RE: Re: Re : Tracking

From: Gareth Martin <gamartin_at_...>
Date: Fri, 24 Nov 2000 10:56:48 -0000

> > Even inconsistency can be more realistic. If the difficulty for
> > tracking through grass are different in your table than the ones
> > a narrator made up, maybe it's because the grass is longer, or
> > thicker, or wetter. Is all grass going to be equaly difficult to
> > track through?
>
> You are right. But in short: These numbers are not going to
> be printed _but_ are design guidelines for official
> scenarios. I'd like to have consistent numbers which may be
> influenced by scenario needs, but are not solely based upon
> them. No player is going to understand, why it's very hard to
> read the tracks of a camp (when the narrator feels, that the
> outcome isn't important or worse, doesn't want to be
> distracted from his story line or doesn't want to make
> something up at that moment) and the pursuit of the main
> enemy through waters and creeks to the place of the final
> showdown is comparably simple or same target number.

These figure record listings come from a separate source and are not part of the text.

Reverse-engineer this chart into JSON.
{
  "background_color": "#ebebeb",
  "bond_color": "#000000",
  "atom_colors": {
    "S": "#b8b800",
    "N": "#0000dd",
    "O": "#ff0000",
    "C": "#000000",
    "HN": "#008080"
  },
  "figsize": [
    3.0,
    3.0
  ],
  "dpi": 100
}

Well, I think this is partly down to how the Gm approaches this problem. I think the issue is not that the ratings aare disociated from the symptoms, but that the GM should take on the duty of justifying to the characters/players why the difficulties are inconsistent. Frex, if characters track regularly, and have a good ballpark idea of what tracking difficulties should be, and then the GM ups the difficulty radically for story-driven reasons at a particular point (say the GM wants an NPC to get away and haunt them later) then I feel it is the GMs responsibility to justify this change through narrative methods. The GM should not merely rule that the difficulty happens to be higher, they should explain why this situation is mopre difficult - by description of terrain, circumstance, surroundings etc. As people have pointed out, the sequence is rewversed by comparison to simulationist styles: instead of looking at the circumstanceand judging a difficulty, in HW you decide a difficulty and justify it through narration after the fact.